In this case the court made a strong statement that if officers in this case were to testify "it would allow criminal defendants to provide police officers with immunity whenever they called the officers as witnesses, thus transferring control of Garrity-type use immunity from police officials to counsel for criminal defendants." "...moreover, Appellees position would allow criminal defendants to wield the tool of use immunity, normally denied to defendants." United States v. Thevis, 665 F.2d 616, 638-41 (5th Cir. Unit B), cert. denied, 459 U.S. 825, 103 S. Ct. 57, 74 L. Ed. 2d 61 (1982).
When the officers were brought to the stand they were not in a disciplinary action; they had not been ordered to answer questions under fear of dismissal. If they had testified, their testimony would not be considered as coerced and statements may have been used against them in criminal proceedings.

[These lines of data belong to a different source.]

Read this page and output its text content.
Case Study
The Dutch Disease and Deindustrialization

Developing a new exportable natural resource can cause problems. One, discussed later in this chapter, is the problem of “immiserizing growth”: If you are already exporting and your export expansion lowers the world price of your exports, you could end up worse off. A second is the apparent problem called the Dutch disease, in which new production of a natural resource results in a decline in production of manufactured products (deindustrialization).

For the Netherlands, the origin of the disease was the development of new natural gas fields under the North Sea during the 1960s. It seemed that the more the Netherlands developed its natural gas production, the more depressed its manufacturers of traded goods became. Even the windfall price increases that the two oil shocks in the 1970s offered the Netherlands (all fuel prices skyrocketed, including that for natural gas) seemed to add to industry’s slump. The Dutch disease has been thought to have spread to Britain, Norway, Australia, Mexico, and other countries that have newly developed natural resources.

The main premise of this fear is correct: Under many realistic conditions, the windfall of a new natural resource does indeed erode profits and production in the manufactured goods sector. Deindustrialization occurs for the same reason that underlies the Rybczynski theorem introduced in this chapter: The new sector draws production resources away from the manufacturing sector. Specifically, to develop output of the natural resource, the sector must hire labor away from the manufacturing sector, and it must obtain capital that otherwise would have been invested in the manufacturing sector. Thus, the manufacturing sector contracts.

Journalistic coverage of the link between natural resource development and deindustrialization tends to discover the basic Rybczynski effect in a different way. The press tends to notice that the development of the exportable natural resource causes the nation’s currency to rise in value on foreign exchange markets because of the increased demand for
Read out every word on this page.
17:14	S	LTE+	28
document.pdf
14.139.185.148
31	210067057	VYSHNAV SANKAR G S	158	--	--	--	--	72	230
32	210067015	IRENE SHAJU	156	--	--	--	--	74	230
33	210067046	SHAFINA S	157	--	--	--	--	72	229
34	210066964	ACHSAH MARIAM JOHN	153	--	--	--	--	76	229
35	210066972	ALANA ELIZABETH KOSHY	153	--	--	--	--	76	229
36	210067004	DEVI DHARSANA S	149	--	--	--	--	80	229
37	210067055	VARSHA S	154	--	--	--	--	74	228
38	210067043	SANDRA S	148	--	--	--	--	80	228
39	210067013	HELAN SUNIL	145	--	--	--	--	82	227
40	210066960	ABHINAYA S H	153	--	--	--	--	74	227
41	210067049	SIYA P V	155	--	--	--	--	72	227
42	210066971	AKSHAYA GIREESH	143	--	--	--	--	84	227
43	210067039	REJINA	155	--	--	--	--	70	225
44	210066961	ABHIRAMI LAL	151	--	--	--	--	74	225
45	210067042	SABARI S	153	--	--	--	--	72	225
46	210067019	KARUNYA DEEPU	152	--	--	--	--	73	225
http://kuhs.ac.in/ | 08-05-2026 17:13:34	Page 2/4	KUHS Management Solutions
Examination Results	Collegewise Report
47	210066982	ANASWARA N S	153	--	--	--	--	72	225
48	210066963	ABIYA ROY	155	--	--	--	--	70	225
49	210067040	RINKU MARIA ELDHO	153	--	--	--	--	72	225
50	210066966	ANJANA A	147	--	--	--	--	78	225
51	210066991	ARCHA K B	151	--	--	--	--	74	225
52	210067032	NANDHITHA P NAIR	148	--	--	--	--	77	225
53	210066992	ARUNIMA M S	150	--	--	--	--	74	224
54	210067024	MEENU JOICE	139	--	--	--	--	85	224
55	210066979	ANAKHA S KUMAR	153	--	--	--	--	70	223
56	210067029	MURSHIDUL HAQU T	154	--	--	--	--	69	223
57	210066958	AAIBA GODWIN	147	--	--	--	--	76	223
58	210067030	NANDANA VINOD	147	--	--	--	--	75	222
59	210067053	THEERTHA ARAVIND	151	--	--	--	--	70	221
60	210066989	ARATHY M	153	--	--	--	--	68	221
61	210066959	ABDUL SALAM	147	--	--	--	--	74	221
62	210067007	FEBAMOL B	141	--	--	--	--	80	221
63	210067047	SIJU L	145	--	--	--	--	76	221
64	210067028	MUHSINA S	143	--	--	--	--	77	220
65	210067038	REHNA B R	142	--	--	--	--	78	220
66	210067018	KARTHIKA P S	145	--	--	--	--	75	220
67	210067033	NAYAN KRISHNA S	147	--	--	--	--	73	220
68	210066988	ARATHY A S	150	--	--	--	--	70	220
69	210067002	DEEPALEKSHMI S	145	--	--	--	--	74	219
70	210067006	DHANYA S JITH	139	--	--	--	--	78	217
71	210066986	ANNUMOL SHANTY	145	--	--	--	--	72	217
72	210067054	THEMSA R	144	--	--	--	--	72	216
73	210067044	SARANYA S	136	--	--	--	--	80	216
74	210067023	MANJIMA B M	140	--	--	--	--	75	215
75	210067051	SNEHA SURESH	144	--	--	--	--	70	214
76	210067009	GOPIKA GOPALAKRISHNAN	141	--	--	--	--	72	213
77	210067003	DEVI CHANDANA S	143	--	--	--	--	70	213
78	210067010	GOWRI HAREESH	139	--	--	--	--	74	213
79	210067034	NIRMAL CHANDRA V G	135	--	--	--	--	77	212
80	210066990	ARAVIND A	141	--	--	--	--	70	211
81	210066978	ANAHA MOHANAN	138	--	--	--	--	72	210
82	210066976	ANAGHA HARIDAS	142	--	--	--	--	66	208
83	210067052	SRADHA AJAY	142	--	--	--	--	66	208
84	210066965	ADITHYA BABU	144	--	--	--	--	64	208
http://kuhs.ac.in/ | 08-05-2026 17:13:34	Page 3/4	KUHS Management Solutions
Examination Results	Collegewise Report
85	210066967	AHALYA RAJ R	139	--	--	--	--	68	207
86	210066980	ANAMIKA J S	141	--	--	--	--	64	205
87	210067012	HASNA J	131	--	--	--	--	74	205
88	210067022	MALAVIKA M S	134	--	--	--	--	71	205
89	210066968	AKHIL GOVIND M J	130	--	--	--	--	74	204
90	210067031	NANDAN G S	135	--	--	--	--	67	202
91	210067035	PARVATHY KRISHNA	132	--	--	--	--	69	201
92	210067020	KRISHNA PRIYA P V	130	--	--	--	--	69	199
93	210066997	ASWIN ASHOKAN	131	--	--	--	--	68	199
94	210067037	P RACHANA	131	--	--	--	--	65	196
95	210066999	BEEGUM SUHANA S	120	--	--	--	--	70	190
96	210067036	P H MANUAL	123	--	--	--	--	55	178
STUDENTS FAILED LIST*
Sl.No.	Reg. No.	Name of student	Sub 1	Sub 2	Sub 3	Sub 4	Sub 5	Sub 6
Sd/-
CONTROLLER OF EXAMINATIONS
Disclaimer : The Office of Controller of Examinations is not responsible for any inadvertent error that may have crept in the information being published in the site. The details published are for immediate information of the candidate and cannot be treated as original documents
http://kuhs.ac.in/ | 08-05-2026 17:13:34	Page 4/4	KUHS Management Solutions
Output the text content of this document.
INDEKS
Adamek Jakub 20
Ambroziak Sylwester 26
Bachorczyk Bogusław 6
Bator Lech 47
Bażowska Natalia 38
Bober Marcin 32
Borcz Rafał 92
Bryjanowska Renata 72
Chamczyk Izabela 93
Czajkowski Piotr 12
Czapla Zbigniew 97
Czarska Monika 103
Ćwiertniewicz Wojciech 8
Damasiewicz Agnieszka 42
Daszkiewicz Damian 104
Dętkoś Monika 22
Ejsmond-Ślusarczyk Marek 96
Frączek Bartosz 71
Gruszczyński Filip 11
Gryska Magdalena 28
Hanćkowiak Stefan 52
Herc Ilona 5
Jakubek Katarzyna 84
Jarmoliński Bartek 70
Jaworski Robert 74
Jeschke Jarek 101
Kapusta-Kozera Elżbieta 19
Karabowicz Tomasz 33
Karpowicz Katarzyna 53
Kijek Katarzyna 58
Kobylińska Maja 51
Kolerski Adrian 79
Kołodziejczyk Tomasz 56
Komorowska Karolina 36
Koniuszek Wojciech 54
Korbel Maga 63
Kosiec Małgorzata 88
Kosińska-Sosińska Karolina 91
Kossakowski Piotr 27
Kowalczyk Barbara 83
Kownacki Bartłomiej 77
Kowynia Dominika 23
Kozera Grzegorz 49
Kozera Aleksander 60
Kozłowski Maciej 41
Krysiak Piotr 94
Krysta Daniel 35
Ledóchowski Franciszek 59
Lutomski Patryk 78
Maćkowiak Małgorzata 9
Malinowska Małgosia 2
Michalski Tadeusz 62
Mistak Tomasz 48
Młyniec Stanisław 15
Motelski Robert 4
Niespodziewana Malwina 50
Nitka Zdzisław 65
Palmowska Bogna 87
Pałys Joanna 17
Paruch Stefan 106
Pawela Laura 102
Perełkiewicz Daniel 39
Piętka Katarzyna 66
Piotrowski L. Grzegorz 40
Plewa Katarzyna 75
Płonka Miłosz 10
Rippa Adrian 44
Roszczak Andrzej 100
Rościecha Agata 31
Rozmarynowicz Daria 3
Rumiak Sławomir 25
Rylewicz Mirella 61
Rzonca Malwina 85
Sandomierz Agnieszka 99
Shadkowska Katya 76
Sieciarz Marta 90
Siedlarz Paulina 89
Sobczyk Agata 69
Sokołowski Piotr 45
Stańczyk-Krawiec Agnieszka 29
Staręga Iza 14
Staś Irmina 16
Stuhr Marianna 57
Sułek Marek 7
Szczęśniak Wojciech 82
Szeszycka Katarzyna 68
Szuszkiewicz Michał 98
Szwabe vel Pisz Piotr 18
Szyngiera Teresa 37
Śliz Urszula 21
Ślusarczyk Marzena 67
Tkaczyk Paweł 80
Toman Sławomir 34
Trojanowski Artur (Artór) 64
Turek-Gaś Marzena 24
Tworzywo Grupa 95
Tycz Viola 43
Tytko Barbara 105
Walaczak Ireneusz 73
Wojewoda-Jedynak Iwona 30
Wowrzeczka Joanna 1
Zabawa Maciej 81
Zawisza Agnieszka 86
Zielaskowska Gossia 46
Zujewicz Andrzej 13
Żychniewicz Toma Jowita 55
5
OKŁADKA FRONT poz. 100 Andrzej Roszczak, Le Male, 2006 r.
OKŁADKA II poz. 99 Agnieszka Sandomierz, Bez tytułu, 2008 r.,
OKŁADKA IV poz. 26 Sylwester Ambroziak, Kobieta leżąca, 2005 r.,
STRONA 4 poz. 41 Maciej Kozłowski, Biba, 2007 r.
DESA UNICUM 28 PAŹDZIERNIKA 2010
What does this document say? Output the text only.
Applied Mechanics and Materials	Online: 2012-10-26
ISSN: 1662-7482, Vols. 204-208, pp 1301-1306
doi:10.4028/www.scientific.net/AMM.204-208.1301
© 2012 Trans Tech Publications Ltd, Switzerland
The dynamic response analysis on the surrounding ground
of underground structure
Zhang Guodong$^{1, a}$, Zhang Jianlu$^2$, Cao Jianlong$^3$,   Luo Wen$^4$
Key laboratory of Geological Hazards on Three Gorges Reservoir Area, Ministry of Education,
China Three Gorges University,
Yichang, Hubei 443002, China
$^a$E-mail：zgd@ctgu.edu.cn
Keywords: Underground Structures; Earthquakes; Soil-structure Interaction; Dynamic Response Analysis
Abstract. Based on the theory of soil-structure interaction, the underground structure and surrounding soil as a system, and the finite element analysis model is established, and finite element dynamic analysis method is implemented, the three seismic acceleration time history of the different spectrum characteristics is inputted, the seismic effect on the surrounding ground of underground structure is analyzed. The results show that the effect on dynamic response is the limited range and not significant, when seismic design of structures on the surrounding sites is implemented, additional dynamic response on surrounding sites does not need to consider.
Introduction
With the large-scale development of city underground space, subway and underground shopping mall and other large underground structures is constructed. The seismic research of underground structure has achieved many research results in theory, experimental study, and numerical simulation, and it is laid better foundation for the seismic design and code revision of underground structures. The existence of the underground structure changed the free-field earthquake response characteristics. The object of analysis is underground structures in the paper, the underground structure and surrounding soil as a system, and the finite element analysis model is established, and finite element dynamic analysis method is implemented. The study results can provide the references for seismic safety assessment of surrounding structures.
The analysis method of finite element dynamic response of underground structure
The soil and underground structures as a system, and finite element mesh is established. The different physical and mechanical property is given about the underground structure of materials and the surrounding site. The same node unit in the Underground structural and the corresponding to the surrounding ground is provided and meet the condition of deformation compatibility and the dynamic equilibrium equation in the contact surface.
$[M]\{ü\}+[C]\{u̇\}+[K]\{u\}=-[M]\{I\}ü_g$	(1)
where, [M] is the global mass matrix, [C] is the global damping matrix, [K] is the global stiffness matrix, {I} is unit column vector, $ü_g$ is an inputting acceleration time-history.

The City of Montgomery contended that there were two provisions within police department regulations. One was that officers would not be involved in an act that could be construed to be obstruction of justice. The second was that officers could not interfere with the criminal justice system. The court viewed both as not applicable to the Garrity decision.
The decision was clear from the 11th circuit. When the officers were ordered to testify in the criminal trial they were coerced to testify. Although they told the court they were willing to testify they were still being ordered to do so.